KEI has designed and constructed custom vibracore sampling equipment that is routinely used to collect long-core sediment samples in deep and shallow water, in varying lithology, and under a variety of adverse conditions. The sampling platforms used to support this work include shallow-draft barges, open-water research vessels, whalers and other skiffs, and customized trucks for use in terrestrial and wetland areas.

Preparing a vibracore on the D.W. Hood for A-frame deployment in Southern California.
Sediment vibracoring using a custom-built quadrapod barge and whaler.

Vibracore sampling is a common technique used to collect continuous soil and sediment cores of up to 40 feet in length in unconsolidated soils and marine sediments. The vibracore is an excellent tool for obtaining geotechnical as well as environmental samples. KEI’s experienced personnel have used these vibracore systems for a wide variety of government and private sector clients in Alaska and Hawaii, along the Southern and Northern California Coastlines, in the San Francisco Bay Area, in the Sacramento and San Joaquin River Deltas, and in many lakes and rivers throughout California, along with locations in Texas, Ohio, Minnesota, and Louisiana.

Moon pool vibracore deployment with a winch on a custom-built quadrapod barge in Nome Harbor, Alaska.
Vibracoring with a stability cage in Morro Bay, California.
Open ocean vibracore with cage preparing for deployment

KEI’s proprietary vibracore systems consist of two counter-rotating three-phase, 220 volt electric motors sealed in a watertight aluminum housing. The motors are powered with a portable generator and controlled with a variable speed regulator that allows for frequencies between 20 and 60 Hz. A 4-inch diameter aluminum tube of the desired length is attached to the motor housing using a unique clamping system.

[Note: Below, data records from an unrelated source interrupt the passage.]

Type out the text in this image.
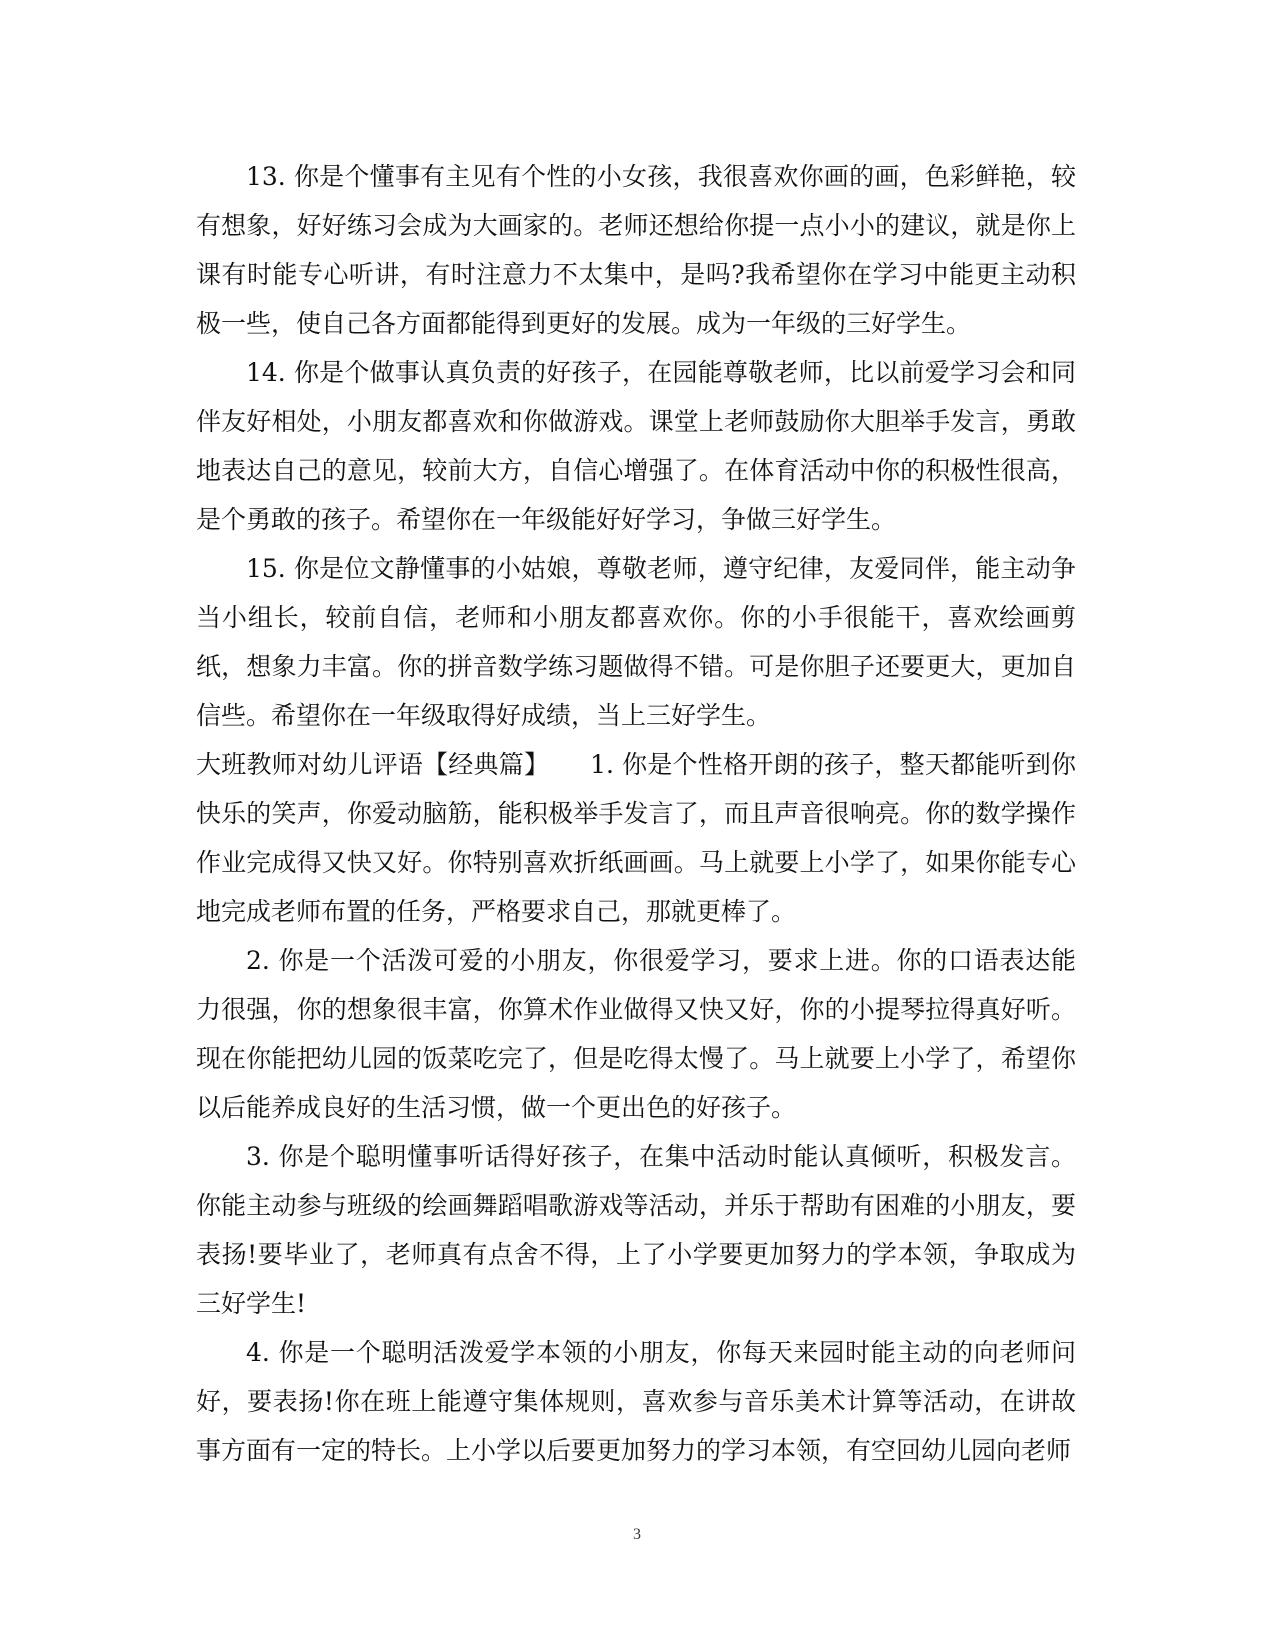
13. 你是个懂事有主见有个性的小女孩，我很喜欢你画的画，色彩鲜艳，较有想象，好好练习会成为大画家的。老师还想给你提一点小小的建议，就是你上课有时能专心听讲，有时注意力不太集中，是吗?我希望你在学习中能更主动积极一些，使自己各方面都能得到更好的发展。成为一年级的三好学生。

14. 你是个做事认真负责的好孩子，在园能尊敬老师，比以前爱学习会和同伴友好相处，小朋友都喜欢和你做游戏。课堂上老师鼓励你大胆举手发言，勇敢地表达自己的意见，较前大方，自信心增强了。在体育活动中你的积极性很高，是个勇敢的孩子。希望你在一年级能好好学习，争做三好学生。

15. 你是位文静懂事的小姑娘，尊敬老师，遵守纪律，友爱同伴，能主动争当小组长，较前自信，老师和小朋友都喜欢你。你的小手很能干，喜欢绘画剪纸，想象力丰富。你的拼音数学练习题做得不错。可是你胆子还要更大，更加自信些。希望你在一年级取得好成绩，当上三好学生。

大班教师对幼儿评语【经典篇】     1. 你是个性格开朗的孩子，整天都能听到你快乐的笑声，你爱动脑筋，能积极举手发言了，而且声音很响亮。你的数学操作作业完成得又快又好。你特别喜欢折纸画画。马上就要上小学了，如果你能专心地完成老师布置的任务，严格要求自己，那就更棒了。

2. 你是一个活泼可爱的小朋友，你很爱学习，要求上进。你的口语表达能力很强，你的想象很丰富，你算术作业做得又快又好，你的小提琴拉得真好听。现在你能把幼儿园的饭菜吃完了，但是吃得太慢了。马上就要上小学了，希望你以后能养成良好的生活习惯，做一个更出色的好孩子。

3. 你是个聪明懂事听话得好孩子，在集中活动时能认真倾听，积极发言。你能主动参与班级的绘画舞蹈唱歌游戏等活动，并乐于帮助有困难的小朋友，要表扬!要毕业了，老师真有点舍不得，上了小学要更加努力的学本领，争取成为三好学生!

4. 你是一个聪明活泼爱学本领的小朋友，你每天来园时能主动的向老师问好，要表扬!你在班上能遵守集体规则，喜欢参与音乐美术计算等活动，在讲故事方面有一定的特长。上小学以后要更加努力的学习本领，有空回幼儿园向老师

3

The top of the tube is outfitted with a special check valve or a piston that facilitates core recovery and greatly improves retention of the core in certain types of sediments. A new food-grade polyethylene liner is inserted into the aluminum core tubing to form a clean barrier between the equipment itself and the collected sample material. Attached to the bottom of the tube is a stainless-steel core cutter and finger trap. The vibracore system can be attached to a stand, cage, or float package to keep the system upright in waters subject to wave action or strong currents. The systems have been successfully used on land in moist soils and in water depths of up to 1,500 feet.

Intertidal beach vibracoring from a monster truck fitted with truck tracks during low tide in Southern California.
Discrete vibracore sediment samples that are ready for processing.
Underwater photograph depicting vibracore penetrating the bottom sediment during a collection effort.